The Law Society Of Scotland warned that the powers of the Secretary of State are very wide powers, the Secretary of State is under no obligation to consult the devolved administrations before making regulations.
The real threat to trade comes not from internal UK market matters that could be addressed by common frameworks, but from this Tory Government's incompetent handling of the process to agree on a deal with the EU. Their lofty ambitions are now, at best, low deal or no deal.
In doing so, they are removing Scottish people – against their will - from the EU, a prosperous and highly integrated market no less, with an integrated trade and regulatory partnership of 450 million customers. Not to mention the associated social vandalism their reckless behaviour has inflicted – impacts felt across all nations of the UK.
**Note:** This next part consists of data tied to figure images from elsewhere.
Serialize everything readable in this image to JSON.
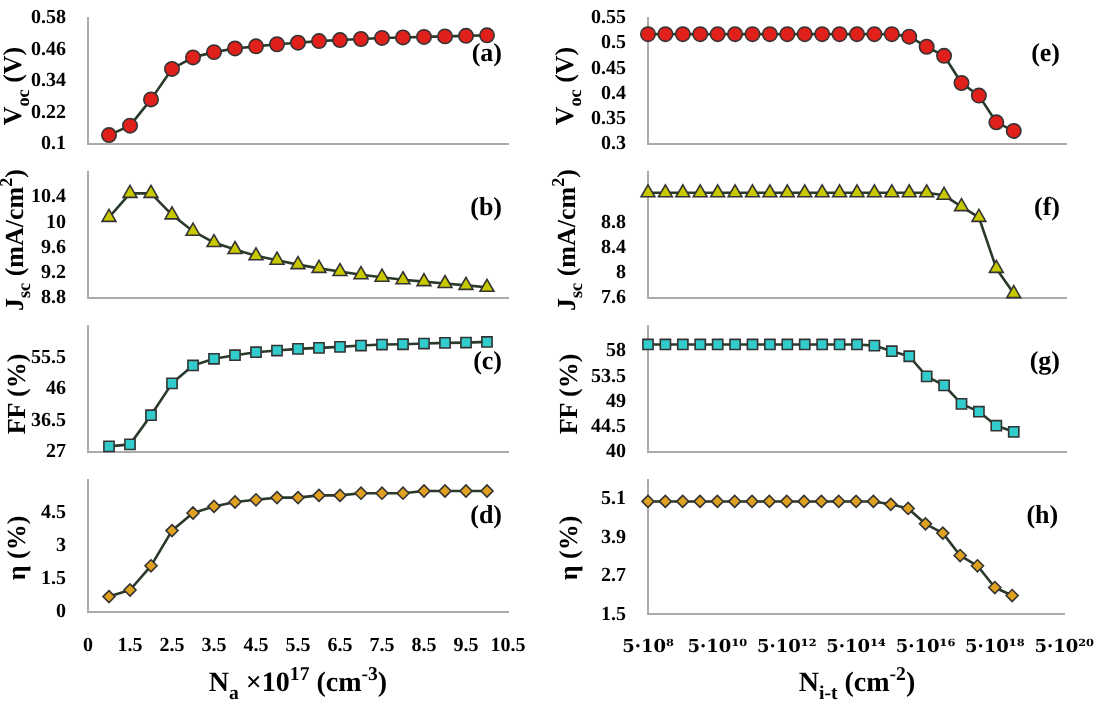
{
  "chart_data": [
    {
      "type": "line",
      "ylabel": "V$_{oc}$ (V)",
      "annotations": [
        "(a)"
      ],
      "marker": "circle",
      "color": "#e0201b",
      "tick_labels": "y",
      "x": [
        1,
        1.5,
        2,
        2.5,
        3,
        3.5,
        4,
        4.5,
        5,
        5.5,
        6,
        6.5,
        7,
        7.5,
        8,
        8.5,
        9,
        9.5,
        10
      ],
      "values": [
        0.134,
        0.17,
        0.27,
        0.386,
        0.43,
        0.45,
        0.464,
        0.472,
        0.48,
        0.486,
        0.492,
        0.496,
        0.5,
        0.504,
        0.506,
        0.508,
        0.51,
        0.512,
        0.514
      ],
      "xlim": [
        0.5,
        10.5
      ],
      "ylim": [
        0.1,
        0.58
      ],
      "yticks": [
        0.1,
        0.22,
        0.34,
        0.46,
        0.58
      ]
    },
    {
      "type": "line",
      "ylabel": "J$_{sc}$ (mA/cm$^{2}$)",
      "annotations": [
        "(b)"
      ],
      "marker": "triangle",
      "color": "#c8c800",
      "tick_labels": "y",
      "x": [
        1,
        1.5,
        2,
        2.5,
        3,
        3.5,
        4,
        4.5,
        5,
        5.5,
        6,
        6.5,
        7,
        7.5,
        8,
        8.5,
        9,
        9.5,
        10
      ],
      "values": [
        10.08,
        10.46,
        10.46,
        10.12,
        9.86,
        9.68,
        9.57,
        9.47,
        9.4,
        9.33,
        9.27,
        9.22,
        9.17,
        9.13,
        9.09,
        9.06,
        9.03,
        9.0,
        8.97
      ],
      "xlim": [
        0.5,
        10.5
      ],
      "ylim": [
        8.8,
        10.8
      ],
      "yticks": [
        8.8,
        9.2,
        9.6,
        10,
        10.4
      ]
    },
    {
      "type": "line",
      "ylabel": "FF (%)",
      "annotations": [
        "(c)"
      ],
      "marker": "square",
      "color": "#33cccc",
      "tick_labels": "y",
      "x": [
        1,
        1.5,
        2,
        2.5,
        3,
        3.5,
        4,
        4.5,
        5,
        5.5,
        6,
        6.5,
        7,
        7.5,
        8,
        8.5,
        9,
        9.5,
        10
      ],
      "values": [
        28.7,
        29.3,
        38.1,
        47.7,
        53.1,
        55.1,
        56.2,
        57.1,
        57.6,
        58.1,
        58.4,
        58.7,
        59.1,
        59.4,
        59.5,
        59.7,
        59.9,
        60.0,
        60.2
      ],
      "xlim": [
        0.5,
        10.5
      ],
      "ylim": [
        27,
        65
      ],
      "yticks": [
        27,
        36.5,
        46,
        55.5
      ]
    },
    {
      "type": "line",
      "ylabel": "η (%)",
      "xlabel": "N$_{a}$ ×10$^{17}$ (cm$^{-3}$)",
      "annotations": [
        "(d)"
      ],
      "marker": "diamond",
      "color": "#e0a020",
      "x": [
        1,
        1.5,
        2,
        2.5,
        3,
        3.5,
        4,
        4.5,
        5,
        5.5,
        6,
        6.5,
        7,
        7.5,
        8,
        8.5,
        9,
        9.5,
        10
      ],
      "values": [
        0.7,
        1.0,
        2.1,
        3.7,
        4.5,
        4.8,
        5.0,
        5.1,
        5.2,
        5.2,
        5.3,
        5.3,
        5.4,
        5.4,
        5.4,
        5.5,
        5.5,
        5.5,
        5.5
      ],
      "xlim": [
        0.5,
        10.5
      ],
      "xticks": [
        {
          "value": 0.5,
          "label": "0"
        },
        1.5,
        2.5,
        3.5,
        4.5,
        5.5,
        6.5,
        7.5,
        8.5,
        9.5,
        10.5
      ],
      "ylim": [
        0,
        6
      ],
      "yticks": [
        0,
        1.5,
        3,
        4.5
      ]
    },
    {
      "type": "line",
      "ylabel": "V$_{oc}$ (V)",
      "annotations": [
        "(e)"
      ],
      "marker": "circle",
      "color": "#e0201b",
      "tick_labels": "y",
      "log": "x",
      "x": [
        500000000.0,
        1580000000.0,
        5000000000.0,
        15800000000.0,
        50000000000.0,
        158000000000.0,
        500000000000.0,
        1580000000000.0,
        5000000000000.0,
        15800000000000.0,
        50000000000000.0,
        158000000000000.0,
        500000000000000.0,
        1580000000000000.0,
        5000000000000000.0,
        1.58e+16,
        5e+16,
        1.58e+17,
        5e+17,
        1.58e+18,
        5e+18,
        1.58e+19
      ],
      "values": [
        0.518,
        0.518,
        0.518,
        0.518,
        0.518,
        0.518,
        0.518,
        0.518,
        0.518,
        0.518,
        0.518,
        0.518,
        0.518,
        0.518,
        0.518,
        0.513,
        0.493,
        0.475,
        0.421,
        0.396,
        0.343,
        0.326
      ],
      "xlim": [
        500000000.0,
        5e+20
      ],
      "ylim": [
        0.3,
        0.55
      ],
      "yticks": [
        0.3,
        0.35,
        0.4,
        0.45,
        0.5,
        0.55
      ]
    },
    {
      "type": "line",
      "ylabel": "J$_{sc}$ (mA/cm$^{2}$)",
      "annotations": [
        "(f)"
      ],
      "marker": "triangle",
      "color": "#c8c800",
      "tick_labels": "y",
      "log": "x",
      "x": [
        500000000.0,
        1580000000.0,
        5000000000.0,
        15800000000.0,
        50000000000.0,
        158000000000.0,
        500000000000.0,
        1580000000000.0,
        5000000000000.0,
        15800000000000.0,
        50000000000000.0,
        158000000000000.0,
        500000000000000.0,
        1580000000000000.0,
        5000000000000000.0,
        1.58e+16,
        5e+16,
        1.58e+17,
        5e+17,
        1.58e+18,
        5e+18,
        1.58e+19
      ],
      "values": [
        9.27,
        9.27,
        9.27,
        9.27,
        9.27,
        9.27,
        9.27,
        9.27,
        9.27,
        9.27,
        9.27,
        9.27,
        9.27,
        9.27,
        9.27,
        9.27,
        9.27,
        9.23,
        9.05,
        8.88,
        8.07,
        7.67
      ],
      "xlim": [
        500000000.0,
        5e+20
      ],
      "ylim": [
        7.6,
        9.6
      ],
      "yticks": [
        7.6,
        8,
        8.4,
        8.8
      ]
    },
    {
      "type": "line",
      "ylabel": "FF (%)",
      "annotations": [
        "(g)"
      ],
      "marker": "square",
      "color": "#33cccc",
      "tick_labels": "y",
      "log": "x",
      "x": [
        500000000.0,
        1580000000.0,
        5000000000.0,
        15800000000.0,
        50000000000.0,
        158000000000.0,
        500000000000.0,
        1580000000000.0,
        5000000000000.0,
        15800000000000.0,
        50000000000000.0,
        158000000000000.0,
        500000000000000.0,
        1580000000000000.0,
        5000000000000000.0,
        1.58e+16,
        5e+16,
        1.58e+17,
        5e+17,
        1.58e+18,
        5e+18,
        1.58e+19
      ],
      "values": [
        59.2,
        59.2,
        59.2,
        59.2,
        59.2,
        59.2,
        59.2,
        59.2,
        59.2,
        59.2,
        59.2,
        59.2,
        59.2,
        59.0,
        58.0,
        57.1,
        53.5,
        51.9,
        48.6,
        47.2,
        44.7,
        43.6
      ],
      "xlim": [
        500000000.0,
        5e+20
      ],
      "ylim": [
        40,
        62.5
      ],
      "yticks": [
        40,
        44.5,
        49,
        53.5,
        58
      ]
    },
    {
      "type": "line",
      "ylabel": "η (%)",
      "xlabel": "N$_{i-t}$ (cm$^{-2}$)",
      "annotations": [
        "(h)"
      ],
      "marker": "diamond",
      "color": "#e0a020",
      "log": "x",
      "x": [
        500000000.0,
        1580000000.0,
        5000000000.0,
        15800000000.0,
        50000000000.0,
        158000000000.0,
        500000000000.0,
        1580000000000.0,
        5000000000000.0,
        15800000000000.0,
        50000000000000.0,
        158000000000000.0,
        500000000000000.0,
        1580000000000000.0,
        5000000000000000.0,
        1.58e+16,
        5e+16,
        1.58e+17,
        5e+17,
        1.58e+18,
        5e+18,
        1.58e+19
      ],
      "values": [
        5.03,
        5.03,
        5.03,
        5.03,
        5.03,
        5.03,
        5.03,
        5.03,
        5.03,
        5.03,
        5.03,
        5.03,
        5.03,
        5.03,
        4.94,
        4.81,
        4.33,
        4.04,
        3.34,
        3.02,
        2.34,
        2.09
      ],
      "xlim": [
        500000000.0,
        5e+20
      ],
      "xticks": [
        {
          "value": 500000000.0,
          "label": "5·10⁸"
        },
        {
          "value": 50000000000.0,
          "label": "5·10¹⁰"
        },
        {
          "value": 5000000000000.0,
          "label": "5·10¹²"
        },
        {
          "value": 500000000000000.0,
          "label": "5·10¹⁴"
        },
        {
          "value": 5e+16,
          "label": "5·10¹⁶"
        },
        {
          "value": 5e+18,
          "label": "5·10¹⁸"
        },
        {
          "value": 5e+20,
          "label": "5·10²⁰"
        }
      ],
      "ylim": [
        1.5,
        5.7
      ],
      "yticks": [
        1.5,
        2.7,
        3.9,
        5.1
      ]
    }
  ]
}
Incidentally, just in case anybody is under the illusion that we can rely on the altruism of Westminster, they should listen to the words of Tory Luke Graham, who lost his seat only last December, he said;
"To reiterate my point and the frustration that I have felt since I have been in this place, sometimes…it appears that the Treasury is not so much a British Treasury but an English Treasury, which becomes incredibly frustrating for people trying to fight for projects in Scottish constituencies"
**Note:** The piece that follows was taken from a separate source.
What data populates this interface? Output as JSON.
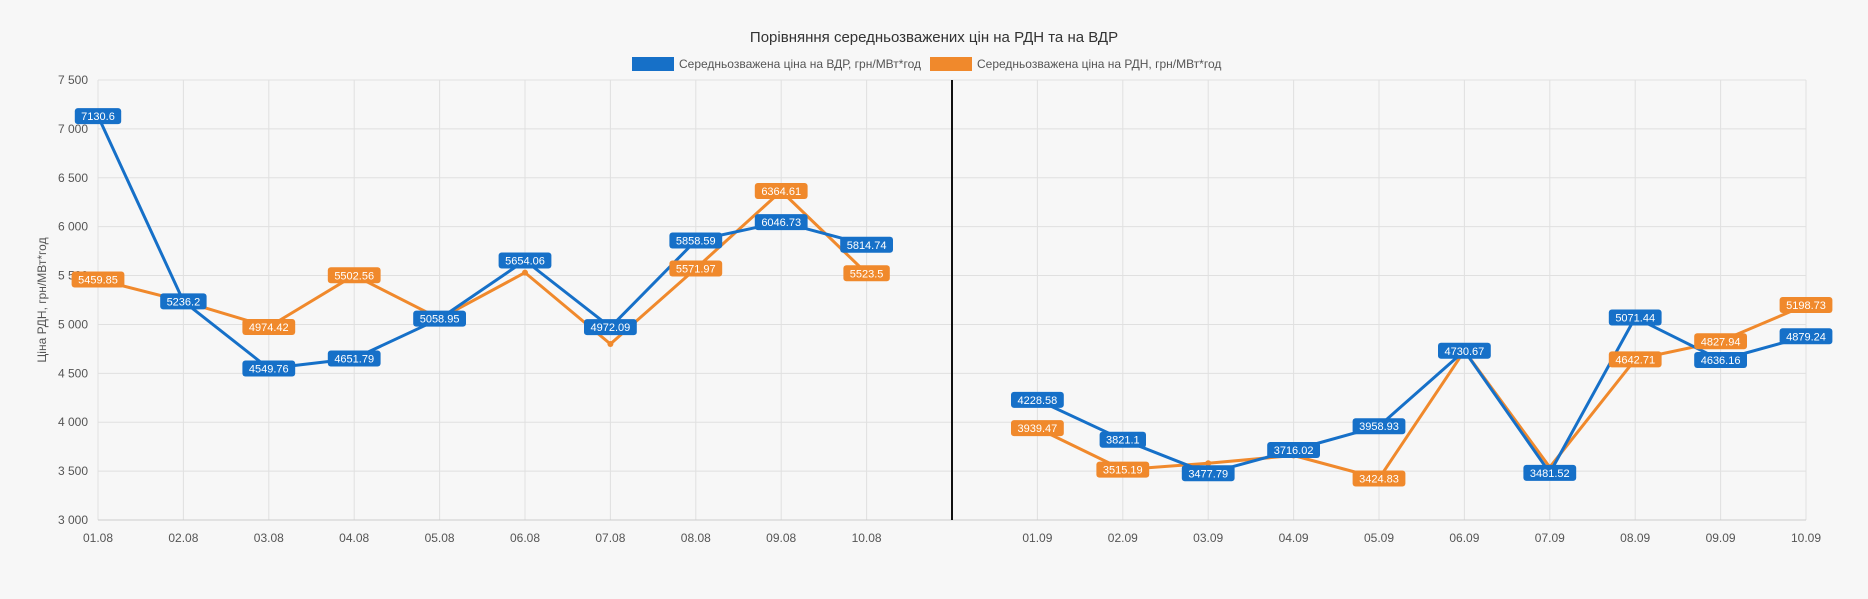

The UK Government are breaking international law and devolution, firing the starting gun on a race to the bottom on standards, with the UK Government imposing those standards on Scotland against our will. This Bill oversees the biggest power grab since the re-establishment of the Scottish Parliament.
The real threat to trade is the looming no-deal or low deal that the government are railroading through with the EU.
It is clear for all in Scotland to see that the only way to represent the public needs and to protect our way of life and our hard-won Parliament is through becoming an independent nation, taking our place as an equal partner within the European Union.